What to write about today?
I could finish the draft I started about the songs on my workout mix. That will take too much work. I’ll have to listen to the songs and highlight which lyrics inspire me to lift harder or walk faster. Although I can easily say that Legs by ZZ Top is my favorite song to listen to while doing squats, Romanian Deadlifts or running.
I could start the draft on what I have learned through this challenge. How I have become more confident in my informal writing. I shake my head as I remember a former client who once told me I wrote too formally. Did I mention he is a former client! In my defense, I do a lot of formal writing, but he seemed to neglect the different types and purposes for writing!
I could write about my morning routine. How I curl up on the couch with a blanket after kissing my husband and watching him walk to his car for his commute to work. How I sit in the dark with my iPad checking slices and local news websites, scrolling through twitter and facebook, and logging my son into his online school. All while balancing a cup of coffee between the couch cushions and listening to the local news and weather. Yes – I don’t know why I check the websites while I’m watching the news too!
I could write about how I need to work on creating my superhero, villain and comic book pages to share with my homeschool co-op class next week at our final class. After all, it is important to show the students that I struggled, too, with creating what seems so simple. It is all in my head at this point. How many times do I tell the kids, “You have great ideas in your brain. We just need to get them on the paper now.” I tell that to myself now.

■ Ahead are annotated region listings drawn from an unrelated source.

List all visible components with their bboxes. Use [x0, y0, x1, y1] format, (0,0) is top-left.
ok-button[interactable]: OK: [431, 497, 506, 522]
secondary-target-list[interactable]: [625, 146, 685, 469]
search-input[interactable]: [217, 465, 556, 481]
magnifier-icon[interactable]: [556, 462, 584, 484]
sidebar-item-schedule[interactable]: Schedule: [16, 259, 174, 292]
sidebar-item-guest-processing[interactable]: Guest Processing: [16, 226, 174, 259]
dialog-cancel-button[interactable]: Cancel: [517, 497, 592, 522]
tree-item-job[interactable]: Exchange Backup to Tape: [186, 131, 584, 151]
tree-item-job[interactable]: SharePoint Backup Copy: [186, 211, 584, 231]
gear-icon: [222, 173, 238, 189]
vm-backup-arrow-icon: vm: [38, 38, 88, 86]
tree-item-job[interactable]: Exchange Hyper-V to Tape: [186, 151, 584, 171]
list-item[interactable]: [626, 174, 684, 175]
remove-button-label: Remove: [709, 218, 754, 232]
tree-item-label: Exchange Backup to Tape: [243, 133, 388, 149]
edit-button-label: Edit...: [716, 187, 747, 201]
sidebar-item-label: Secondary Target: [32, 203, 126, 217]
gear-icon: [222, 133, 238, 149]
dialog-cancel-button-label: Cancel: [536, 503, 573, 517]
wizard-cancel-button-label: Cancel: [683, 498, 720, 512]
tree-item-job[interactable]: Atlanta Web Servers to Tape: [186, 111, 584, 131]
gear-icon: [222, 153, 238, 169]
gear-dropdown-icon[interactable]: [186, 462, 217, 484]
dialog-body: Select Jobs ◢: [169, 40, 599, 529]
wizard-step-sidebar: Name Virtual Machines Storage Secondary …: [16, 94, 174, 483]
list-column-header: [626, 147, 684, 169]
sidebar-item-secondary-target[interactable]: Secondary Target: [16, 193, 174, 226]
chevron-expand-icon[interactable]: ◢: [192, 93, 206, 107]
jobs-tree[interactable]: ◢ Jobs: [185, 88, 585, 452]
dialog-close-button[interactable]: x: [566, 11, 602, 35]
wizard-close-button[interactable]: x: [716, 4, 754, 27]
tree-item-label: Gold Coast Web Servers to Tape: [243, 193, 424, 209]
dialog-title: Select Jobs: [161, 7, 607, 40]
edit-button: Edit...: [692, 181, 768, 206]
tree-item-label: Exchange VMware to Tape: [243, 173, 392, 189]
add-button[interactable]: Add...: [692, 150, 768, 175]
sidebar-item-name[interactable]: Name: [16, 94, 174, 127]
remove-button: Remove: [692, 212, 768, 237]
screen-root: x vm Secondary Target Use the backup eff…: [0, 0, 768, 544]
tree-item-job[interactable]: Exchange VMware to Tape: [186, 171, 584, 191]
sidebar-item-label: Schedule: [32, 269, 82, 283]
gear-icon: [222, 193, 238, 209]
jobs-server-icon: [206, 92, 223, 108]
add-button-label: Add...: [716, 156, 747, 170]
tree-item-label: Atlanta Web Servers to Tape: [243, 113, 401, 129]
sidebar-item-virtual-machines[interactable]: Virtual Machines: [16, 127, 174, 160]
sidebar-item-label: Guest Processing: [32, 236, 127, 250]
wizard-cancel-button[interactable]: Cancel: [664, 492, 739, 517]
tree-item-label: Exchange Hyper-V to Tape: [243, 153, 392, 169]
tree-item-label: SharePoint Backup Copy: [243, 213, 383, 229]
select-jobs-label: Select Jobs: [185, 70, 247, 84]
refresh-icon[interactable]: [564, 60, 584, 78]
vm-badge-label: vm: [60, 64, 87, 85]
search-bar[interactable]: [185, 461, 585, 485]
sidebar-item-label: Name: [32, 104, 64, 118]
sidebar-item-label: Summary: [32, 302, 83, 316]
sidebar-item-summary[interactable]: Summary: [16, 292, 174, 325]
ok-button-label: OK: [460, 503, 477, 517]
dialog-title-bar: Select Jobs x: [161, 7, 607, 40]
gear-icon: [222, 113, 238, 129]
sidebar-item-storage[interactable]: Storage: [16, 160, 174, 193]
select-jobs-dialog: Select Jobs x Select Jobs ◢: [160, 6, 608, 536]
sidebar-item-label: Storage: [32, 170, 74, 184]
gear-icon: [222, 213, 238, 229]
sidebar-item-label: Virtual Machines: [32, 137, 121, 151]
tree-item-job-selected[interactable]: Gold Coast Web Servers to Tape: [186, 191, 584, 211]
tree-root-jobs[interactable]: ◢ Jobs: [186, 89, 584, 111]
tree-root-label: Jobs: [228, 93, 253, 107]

I could write about how the novelty of vision therapy is wearing off after one month. My son is still all smiles when we go, but there is a slower pace in his steps. Oh and then I could compare it to the novelty wearing off on working out, eating right, watching how I spend money. Yet we continue forward while seeing the small slow progress of better reading, less weight, feeling better and having more money.
I could write about how baseball season is starting for our family. Is it bad that I am secretly cheering when I see rain in the forecast? I could mention the parallels I see between my sons growing up in athletics versus how I grew up traveling on motorcycles. How I could expand on this “sports mom” life I never expected, or how I see sports families in my childhood a bit differently now. Now, I will just leave it that I secretly cheer for rain.
I could write about how I panicked when I expected my husband and son to be home any minute. Instead, I heard sirens all around, and my husband wasn’t answering my phone calls. And he wondered why I called him eight times in a ten-minute window. If only he would have answered his phone and put my mind to ease.
But I don’t write about any of those.
Well, actually, I did just write about all of those.